Em 2013 o movimento estudantil da UNESP se levantou numa histórica greve que parou a Unesp e reivindicava mais políticas de permanência estudantil, maior participação discente nos órgãos colegiados, cotas raciais e sociais e a não implementação do PIMESP, projeto que dificultaria a entrada dos alunos cotistas, segregando-os com dois anos obrigatórios de cursos profissionalizantes antes que pudessem reivindicar sua vaga. Dentre as vitórias da greve a maior delas foi a implementação das cotas e barrar o PIMESP.

O saldo repressivo desse período foi de 95 suspensões de dois meses para os alunos que protagonizaram essa luta. A combinação entre e luta jurídica e luta política, com uma campanha de mídia, atos, intervenções estéticas, moções de apoio e solidariedade ativa de diversas entidades, já vêm tendo conquista, inclusive obrigando a justiça, avessa aos interesses dos trabalhadores e da juventude, a aprovar medidas que tendem a correlação de forças para os estudantes.

Dos 95 suspensos, 61 entraram com processo contra a Unesp (alguns estudantes já haviam se formado no período de apuração da sindicância e outros se desligaram da Unesp por si próprios). Dos que reivindicaram a ilegalidade das suspensões, 39 estudantes ganharam liminar em primeira instância (a REItoria ainda pode recorrer e as cassar as liminares em segunda instância), dois perderam na primeira instância, recorreram e ganharam na segunda instância (sem possibilidade de cassação), totalizando 41 suspensões impedidas por medida liminar.

Seis suspensos aguardam julgamento ainda da primeira instância e sete perderam em primeira instância, recorreram e aguardam julgamento da segunda instância, somando 13 suspensões que aguardam decisão do juiz. Há os que perderam em primeira instância, recorreram e perderam em segunda, 7 estão suspensos sem possibilidade de recurso da liminar.

Ainda somam-se o caso das expulsões aos 17 estudantes de Araraquara que estão lutando pela reintegração, pressionando o Conselho Universitário para revisar a expulsão, ainda que a burocracia acadêmica esteja postergando a reunião para tentar desgastar o movimento.

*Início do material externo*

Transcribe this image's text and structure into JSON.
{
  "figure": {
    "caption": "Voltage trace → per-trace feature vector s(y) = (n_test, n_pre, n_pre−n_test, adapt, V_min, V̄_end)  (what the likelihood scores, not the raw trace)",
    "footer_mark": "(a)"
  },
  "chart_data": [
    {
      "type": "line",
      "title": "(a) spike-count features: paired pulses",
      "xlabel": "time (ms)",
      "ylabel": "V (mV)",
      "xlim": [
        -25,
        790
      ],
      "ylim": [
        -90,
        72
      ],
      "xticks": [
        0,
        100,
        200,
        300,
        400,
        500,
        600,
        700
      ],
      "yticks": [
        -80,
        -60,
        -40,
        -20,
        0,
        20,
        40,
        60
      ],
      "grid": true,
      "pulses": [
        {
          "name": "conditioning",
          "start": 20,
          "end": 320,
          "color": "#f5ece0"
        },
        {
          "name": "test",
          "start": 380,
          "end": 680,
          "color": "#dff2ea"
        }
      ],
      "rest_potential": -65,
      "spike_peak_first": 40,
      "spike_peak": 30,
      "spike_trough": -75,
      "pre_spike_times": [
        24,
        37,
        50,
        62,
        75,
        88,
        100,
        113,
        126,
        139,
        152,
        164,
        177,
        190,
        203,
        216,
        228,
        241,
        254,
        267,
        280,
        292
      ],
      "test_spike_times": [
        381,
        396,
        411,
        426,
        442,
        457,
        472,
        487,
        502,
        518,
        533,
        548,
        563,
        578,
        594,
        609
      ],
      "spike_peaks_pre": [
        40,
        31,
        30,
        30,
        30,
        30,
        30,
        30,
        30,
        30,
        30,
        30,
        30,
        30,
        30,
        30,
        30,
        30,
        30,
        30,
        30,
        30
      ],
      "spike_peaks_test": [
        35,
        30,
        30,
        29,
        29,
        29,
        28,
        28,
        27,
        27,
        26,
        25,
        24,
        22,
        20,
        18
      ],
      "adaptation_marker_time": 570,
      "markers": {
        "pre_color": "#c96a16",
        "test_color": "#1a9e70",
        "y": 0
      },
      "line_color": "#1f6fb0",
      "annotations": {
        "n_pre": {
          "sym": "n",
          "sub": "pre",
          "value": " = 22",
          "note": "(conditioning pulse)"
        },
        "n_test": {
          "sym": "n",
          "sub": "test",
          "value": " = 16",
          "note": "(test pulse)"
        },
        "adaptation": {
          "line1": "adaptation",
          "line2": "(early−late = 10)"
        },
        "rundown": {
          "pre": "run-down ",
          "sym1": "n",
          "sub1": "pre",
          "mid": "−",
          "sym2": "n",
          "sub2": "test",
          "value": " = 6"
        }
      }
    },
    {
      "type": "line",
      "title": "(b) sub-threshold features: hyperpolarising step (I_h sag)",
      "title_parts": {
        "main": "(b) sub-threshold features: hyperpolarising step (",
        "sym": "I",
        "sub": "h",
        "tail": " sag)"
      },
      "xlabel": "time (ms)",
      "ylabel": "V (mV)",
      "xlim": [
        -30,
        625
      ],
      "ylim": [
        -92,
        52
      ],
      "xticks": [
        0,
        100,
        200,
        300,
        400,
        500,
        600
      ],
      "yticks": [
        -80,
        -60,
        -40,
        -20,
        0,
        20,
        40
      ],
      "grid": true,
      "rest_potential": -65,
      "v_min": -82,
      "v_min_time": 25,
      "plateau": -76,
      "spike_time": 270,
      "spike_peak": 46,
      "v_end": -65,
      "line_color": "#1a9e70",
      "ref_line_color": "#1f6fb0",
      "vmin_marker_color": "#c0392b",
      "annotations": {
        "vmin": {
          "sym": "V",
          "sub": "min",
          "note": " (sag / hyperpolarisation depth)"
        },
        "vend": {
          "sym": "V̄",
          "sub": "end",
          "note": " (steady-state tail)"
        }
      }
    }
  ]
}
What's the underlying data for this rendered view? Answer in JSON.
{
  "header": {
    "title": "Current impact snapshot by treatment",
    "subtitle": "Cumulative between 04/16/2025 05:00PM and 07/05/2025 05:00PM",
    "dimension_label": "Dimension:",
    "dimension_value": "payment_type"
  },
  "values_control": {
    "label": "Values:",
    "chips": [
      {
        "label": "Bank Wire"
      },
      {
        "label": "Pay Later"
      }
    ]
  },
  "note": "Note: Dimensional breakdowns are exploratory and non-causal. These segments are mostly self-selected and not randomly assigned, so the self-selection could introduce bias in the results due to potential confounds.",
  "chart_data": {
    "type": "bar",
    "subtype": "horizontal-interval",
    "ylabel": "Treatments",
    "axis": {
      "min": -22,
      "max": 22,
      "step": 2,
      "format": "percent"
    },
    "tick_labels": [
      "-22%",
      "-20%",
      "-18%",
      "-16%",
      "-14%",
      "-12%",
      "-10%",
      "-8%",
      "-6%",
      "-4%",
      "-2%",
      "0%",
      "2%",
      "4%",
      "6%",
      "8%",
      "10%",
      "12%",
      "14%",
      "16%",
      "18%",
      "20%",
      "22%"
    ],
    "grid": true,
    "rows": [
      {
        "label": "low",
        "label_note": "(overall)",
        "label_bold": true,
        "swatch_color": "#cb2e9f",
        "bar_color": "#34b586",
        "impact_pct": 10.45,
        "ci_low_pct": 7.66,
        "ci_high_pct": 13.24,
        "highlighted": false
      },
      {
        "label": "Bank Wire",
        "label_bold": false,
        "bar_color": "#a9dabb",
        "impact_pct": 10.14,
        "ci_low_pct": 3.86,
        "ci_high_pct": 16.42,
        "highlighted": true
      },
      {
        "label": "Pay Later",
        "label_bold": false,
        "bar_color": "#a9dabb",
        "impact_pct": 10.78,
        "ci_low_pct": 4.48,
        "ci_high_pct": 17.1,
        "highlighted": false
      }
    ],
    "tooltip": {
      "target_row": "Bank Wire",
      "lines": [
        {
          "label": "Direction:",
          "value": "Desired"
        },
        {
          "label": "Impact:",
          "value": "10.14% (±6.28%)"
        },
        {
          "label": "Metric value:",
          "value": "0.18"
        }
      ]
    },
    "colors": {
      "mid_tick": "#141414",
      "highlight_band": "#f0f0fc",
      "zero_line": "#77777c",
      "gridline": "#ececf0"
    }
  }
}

Nesse momento ganha centralidade a luta contras as expulsões e punições, pois é parte tanto de uma luta por democracia da Universidade, permanência e acesso, como parte de denunciar o autoritarismo da reitoria que, por traz de um discurso de autonomia interna, desobedece até a justiça para manter sua linha de atacar qualquer organização estudantil e de trabalhadores que possa ser um entrave a seu projeto privatizante e aos privilégios da burocracia acadêmica, que ano em ano se envolve em escândalos de super salários.

Portanto chamamos os professores, estudantes e trabalhadores das estaduais paulistas a se somarem ativamente na campanha contra a perseguição política aos estudantes. Assim como as entidades estudantis, centros acadêmicos e os DCEs da USP e Unicamp para revertermos totalmente as punições.